Patch Adams can teach a lot to healthcare providers, educators and recruiters -- a real life physician (played by Robin Williams) who rocked the establishment by arguing that medicine should not treat disease, but the patient (shocking!). Patch was an early champion of “patient-centric” care (and the positive impact of humor).
For the past few years, hospitals have been focused on improving patient satisfaction scores and reducing complications because both impact reimbursement. It’s actually, one of those areas were the right thing and the smart thing are the same thing. The “business” of healthcare is best served by maintaining a laser focus on what’s best for the patient. Efficiency, accuracy, reduced waste, engaging the patient in his or her care, thinking about care delivery from the patient’s point of view – all good for the patient, and for the system. Like Patch Adams, we need to remember that part of the care and compassion of healthcare goes beyond treating the physiology and the diagnosis, to easing the psychological pain and stress that are so common during a hospital stay. The added bonus is that this approach improves outcomes and the patient experience.

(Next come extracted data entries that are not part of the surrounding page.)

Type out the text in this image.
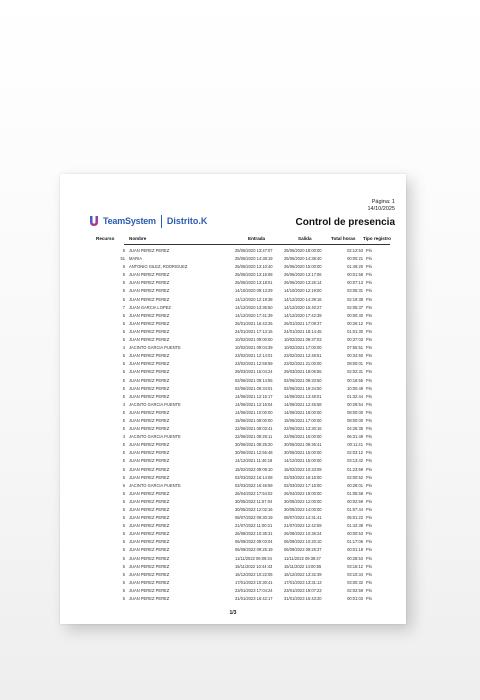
Página: 1
14/10/2025
TeamSystem Distrito.K	Control de presencia
Recurso	Nombre	Entrada	Salida	Total horas Tipo registro
5 JUAN PEREZ PEREZ	25/06/2020 13:47:07	25/06/2020 18:00:00	02:12:53 Pin
51 MARIA	25/06/2020 14:38:19	25/06/2020 14:38:40	00:00:21 Pin
6 ANTONIO GILEZ, RODRIGUEZ	26/06/2020 13:10:40	26/06/2020 15:00:00	01:49:20 Pin
5 JUAN PEREZ PEREZ	26/06/2020 13:15:08	26/06/2020 13:17:06	00:01:58 Pin
5 JUAN PEREZ PEREZ	26/06/2020 13:18:01	26/06/2020 13:25:14	00:07:13 Pin
5 JUAN PEREZ PEREZ	14/10/2020 09:13:29	14/10/2020 12:19:00	03:05:31 Pin
5 JUAN PEREZ PEREZ	14/12/2020 12:19:38	14/12/2020 14:39:16	02:19:38 Pin
7 JUAN GARCIA LOPEZ	14/12/2020 13:35:50	14/12/2020 15:40:27	02:05:37 Pin
5 JUAN PEREZ PEREZ	14/12/2020 17:41:39	14/12/2020 17:42:39	00:00:40 Pin
5 JUAN PEREZ PEREZ	26/01/2021 16:43:25	26/01/2021 17:09:37	00:26:12 Pin
5 JUAN PEREZ PEREZ	24/01/2021 17:13:15	24/01/2021 18:14:45	01:01:30 Pin
5 JUAN PEREZ PEREZ	10/02/2021 09:00:00	10/02/2021 09:37:03	00:37:03 Pin
4 JACINTO GARCIA PUENTE	10/02/2021 09:04:39	10/02/2021 17:00:00	07:55:51 Pin
5 JUAN PEREZ PEREZ	23/02/2021 12:14:01	23/02/2021 12:48:51	00:34:50 Pin
5 JUAN PEREZ PEREZ	23/02/2021 12:59:59	23/02/2021 21:00:00	08:00:01 Pin
5 JUAN PEREZ PEREZ	29/03/2021 16:04:24	29/03/2021 18:06:55	02:02:31 Pin
5 JUAN PEREZ PEREZ	02/06/2021 09:14:55	02/06/2021 09:33:50	00:18:55 Pin
5 JUAN PEREZ PEREZ	02/06/2021 09:34:01	02/06/2021 19:34:50	10:00:49 Pin
5 JUAN PEREZ PEREZ	14/06/2021 12:15:17	14/06/2021 13:48:01	01:32:44 Pin
4 JACINTO GARCIA PUENTE	14/06/2021 12:16:04	14/06/2021 12:45:58	00:29:54 Pin
5 JUAN PEREZ PEREZ	14/06/2021 10:00:00	14/06/2021 18:00:00	08:00:00 Pin
5 JUAN PEREZ PEREZ	15/06/2021 09:00:00	15/06/2021 17:00:00	08:00:00 Pin
5 JUAN PEREZ PEREZ	22/06/2021 09:03:41	22/06/2021 13:30:16	04:26:35 Pin
4 JACINTO GARCIA PUENTE	22/06/2021 09:28:11	22/06/2021 16:00:00	06:31:49 Pin
5 JUAN PEREZ PEREZ	30/06/2021 09:25:20	30/06/2021 09:36:41	00:11:41 Pin
5 JUAN PEREZ PEREZ	30/06/2021 12:56:48	30/06/2021 15:00:00	02:03:12 Pin
5 JUAN PEREZ PEREZ	14/12/2021 11:46:18	14/12/2021 15:00:00	03:13:42 Pin
5 JUAN PEREZ PEREZ	15/02/2022 09:09:10	15/02/2022 10:33:09	01:23:59 Pin
5 JUAN PEREZ PEREZ	02/03/2022 16:14:08	02/03/2022 18:15:00	02:00:52 Pin
6 JACINTO GARCIA PUENTE	02/03/2022 16:46:59	02/03/2022 17:15:00	00:28:01 Pin
5 JUAN PEREZ PEREZ	26/04/2022 17:54:02	26/04/2022 19:00:00	01:05:58 Pin
5 JUAN PEREZ PEREZ	30/05/2022 11:57:04	30/05/2022 12:00:00	00:02:59 Pin
5 JUAN PEREZ PEREZ	30/05/2022 12:02:16	30/05/2022 14:00:00	01:57:44 Pin
5 JUAN PEREZ PEREZ	08/07/2022 09:30:19	08/07/2022 14:31:41	05:01:22 Pin
5 JUAN PEREZ PEREZ	21/07/2022 11:00:21	21/07/2022 12:42:59	01:42:38 Pin
5 JUAN PEREZ PEREZ	26/08/2022 10:35:31	26/08/2022 10:36:24	00:00:53 Pin
5 JUAN PEREZ PEREZ	06/09/2022 09:03:04	06/09/2022 10:20:10	01:17:06 Pin
5 JUAN PEREZ PEREZ	06/09/2022 09:25:19	06/09/2022 09:26:37	00:01:18 Pin
5 JUAN PEREZ PEREZ	11/11/2022 09:09:34	11/11/2022 09:38:47	00:28:53 Pin
5 JUAN PEREZ PEREZ	15/11/2022 10:44:43	15/11/2022 14:00:55	03:16:12 Pin
5 JUAN PEREZ PEREZ	16/12/2022 10:22:05	16/12/2022 13:32:39	03:10:34 Pin
5 JUAN PEREZ PEREZ	17/01/2023 10:30:41	17/01/2023 13:31:13	03:00:32 Pin
5 JUAN PEREZ PEREZ	23/01/2023 17:04:24	23/01/2023 19:07:23	02:02:59 Pin
5 JUAN PEREZ PEREZ	31/01/2023 16:42:17	31/01/2023 16:43:20	00:01:03 Pin
1/3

Human resources professional have a significant impact on a hospital’s ability to create the right culture, to fulfill its mission and to provide the level of care and the patient experience that we aspire to. Every hiring and promotion decision, ultimately, affects patients. Is anything more important than identifying people who can treat patients the way they deserve to be treated? Patch Adams teaches us three things:
- The ability to connect with people impacts outcomes
- Clinical experience is not the only predictor of success
- Always focus on what’s best for the patient
Recently, my elderly mother spent a few days in the hospital. She is easily confused, and like most elderly people, her confusion increases when she is hospitalized. She was anxious as the stream of people came in and out of her room, none of them introducing themselves or explaining what they were doing. Then a respiratory therapist came in: “Hello Mrs. Warren, I’m Bill, your respiratory therapist.” He sensed her anxiety. “Do you know why you are here?” She shook her head. He a few took a few moments during the treatment to tell her that they were monitoring her overnight to watch her breathing and that the doctor would see her in the morning. He didn’t cure her disease, but he certainly eased her angst, which I’m sure Patch Adams would have appreciated. This allowed her to rest and to heal. Now, how do we make sure that everyone who deals with a patient is aware, empathic and able to communicate – like Patch, and more importantly, like Bill?